Statement analysis is psuedoscience and those four guys are very bit as narrcisstic as Bailey. So smug with their pop psychology. They should analyse the superintentent O'Dwyer and the guys with their arms crossed. A report says five books are being published about the case
Of the two documentaries I felt this was a little more he said/she said. Which was basically the core of the French trial. I think the Sky doc was more balanced, but both were well worth the watch. Would still probably lean towards him being the culprit, but without hard evidence he can't be convicted. A couple of those Garda bigwigs involved in the case really fancied themselves and enjoyed the attention they got from the media.
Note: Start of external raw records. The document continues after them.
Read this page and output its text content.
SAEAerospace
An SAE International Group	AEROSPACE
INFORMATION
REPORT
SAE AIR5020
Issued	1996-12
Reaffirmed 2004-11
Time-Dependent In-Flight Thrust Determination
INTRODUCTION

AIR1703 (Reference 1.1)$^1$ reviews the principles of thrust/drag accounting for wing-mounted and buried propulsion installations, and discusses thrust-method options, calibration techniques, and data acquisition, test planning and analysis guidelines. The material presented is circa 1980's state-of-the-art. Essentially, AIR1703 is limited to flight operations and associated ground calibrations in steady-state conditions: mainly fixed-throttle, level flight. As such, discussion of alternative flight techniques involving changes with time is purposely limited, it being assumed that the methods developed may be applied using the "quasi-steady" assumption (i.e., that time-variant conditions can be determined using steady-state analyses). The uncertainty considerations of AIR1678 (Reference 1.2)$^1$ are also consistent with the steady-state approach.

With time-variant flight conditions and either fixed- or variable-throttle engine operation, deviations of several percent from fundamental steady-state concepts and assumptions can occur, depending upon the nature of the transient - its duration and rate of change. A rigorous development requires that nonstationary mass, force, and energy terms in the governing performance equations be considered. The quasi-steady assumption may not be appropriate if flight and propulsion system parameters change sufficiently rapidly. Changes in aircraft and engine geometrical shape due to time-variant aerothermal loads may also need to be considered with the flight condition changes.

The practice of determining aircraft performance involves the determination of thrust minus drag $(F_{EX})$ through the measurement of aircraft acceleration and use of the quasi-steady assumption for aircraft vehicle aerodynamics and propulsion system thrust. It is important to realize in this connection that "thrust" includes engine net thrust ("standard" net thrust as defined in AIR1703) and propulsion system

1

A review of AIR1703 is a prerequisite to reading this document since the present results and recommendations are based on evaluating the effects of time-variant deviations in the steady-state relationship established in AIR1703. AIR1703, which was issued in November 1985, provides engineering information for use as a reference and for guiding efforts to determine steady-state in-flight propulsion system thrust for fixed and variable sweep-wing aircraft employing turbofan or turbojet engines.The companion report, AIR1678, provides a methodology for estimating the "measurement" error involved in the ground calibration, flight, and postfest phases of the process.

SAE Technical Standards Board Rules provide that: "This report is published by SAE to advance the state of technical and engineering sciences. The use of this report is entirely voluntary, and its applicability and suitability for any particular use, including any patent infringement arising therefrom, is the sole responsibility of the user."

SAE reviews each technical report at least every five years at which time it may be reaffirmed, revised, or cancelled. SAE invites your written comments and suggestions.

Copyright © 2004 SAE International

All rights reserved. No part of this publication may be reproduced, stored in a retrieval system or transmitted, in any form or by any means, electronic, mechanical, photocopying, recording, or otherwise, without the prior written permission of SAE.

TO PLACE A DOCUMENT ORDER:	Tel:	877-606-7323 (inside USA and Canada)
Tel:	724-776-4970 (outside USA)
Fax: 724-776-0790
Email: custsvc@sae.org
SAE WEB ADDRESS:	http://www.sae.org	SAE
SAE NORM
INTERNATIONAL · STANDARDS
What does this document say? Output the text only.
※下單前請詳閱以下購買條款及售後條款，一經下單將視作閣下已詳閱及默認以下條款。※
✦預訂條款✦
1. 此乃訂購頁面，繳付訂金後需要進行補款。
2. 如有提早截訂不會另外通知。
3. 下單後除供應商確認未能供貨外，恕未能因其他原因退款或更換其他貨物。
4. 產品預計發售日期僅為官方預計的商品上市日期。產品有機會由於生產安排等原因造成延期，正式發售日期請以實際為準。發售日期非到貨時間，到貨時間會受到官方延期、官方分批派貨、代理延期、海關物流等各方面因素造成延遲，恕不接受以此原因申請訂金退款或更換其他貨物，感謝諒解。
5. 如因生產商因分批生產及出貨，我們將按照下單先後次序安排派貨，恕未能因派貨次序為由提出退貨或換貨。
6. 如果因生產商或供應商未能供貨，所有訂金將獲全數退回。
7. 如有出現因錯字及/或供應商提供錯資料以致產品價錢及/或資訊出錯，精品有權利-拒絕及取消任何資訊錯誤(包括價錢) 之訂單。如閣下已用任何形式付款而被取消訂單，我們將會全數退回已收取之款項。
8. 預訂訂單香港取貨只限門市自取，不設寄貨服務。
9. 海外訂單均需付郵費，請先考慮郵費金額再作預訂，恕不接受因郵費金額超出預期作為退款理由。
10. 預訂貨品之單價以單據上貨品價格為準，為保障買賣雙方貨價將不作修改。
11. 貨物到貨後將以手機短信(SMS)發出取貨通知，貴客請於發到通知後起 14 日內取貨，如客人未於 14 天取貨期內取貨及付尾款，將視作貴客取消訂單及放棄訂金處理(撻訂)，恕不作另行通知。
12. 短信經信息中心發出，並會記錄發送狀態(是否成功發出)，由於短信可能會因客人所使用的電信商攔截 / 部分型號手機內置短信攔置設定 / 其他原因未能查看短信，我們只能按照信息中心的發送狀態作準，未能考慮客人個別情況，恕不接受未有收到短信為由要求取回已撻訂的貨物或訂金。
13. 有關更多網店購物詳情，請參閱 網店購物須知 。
A bit sad to see the state of the now long closed Courtyard pub in Schull. My favourite pub down there for years.
Interesting video uploaded by the Behaviour Panel on YouTube if anyone is interested . They are 4 body language experts that analyse Bailey’s body language in various interviews
They definitely appear to have an overwhelming opinion, but I won’t spoil it for anyone who wants to check it out
Yurt! wrote: » A lot of refugees from Thatcher's England, counter-culture types, people who had semi-dropped out of life, and generally those looking for a cheap pleasant place to live. Not so cheap anymore of course, but it would have been relatively reasonable in the 80s to mid-90s.
Deleted User wrote: » Was Schull actually a western county of England in 1996? Watch the first half of episode 3 and count the English contributors. It's really quite strange.
Man Vs ManUre wrote: » If he did it then his now ex partner would know. She would know if he got them scratches on his arms and mark on his forehead in those exact hours that he left her bed on the early morning of the murder. But she has backed him throughout and supported his version that he got them on other dates doing other things. If she has lied about this all these years then she must be living in fear of him.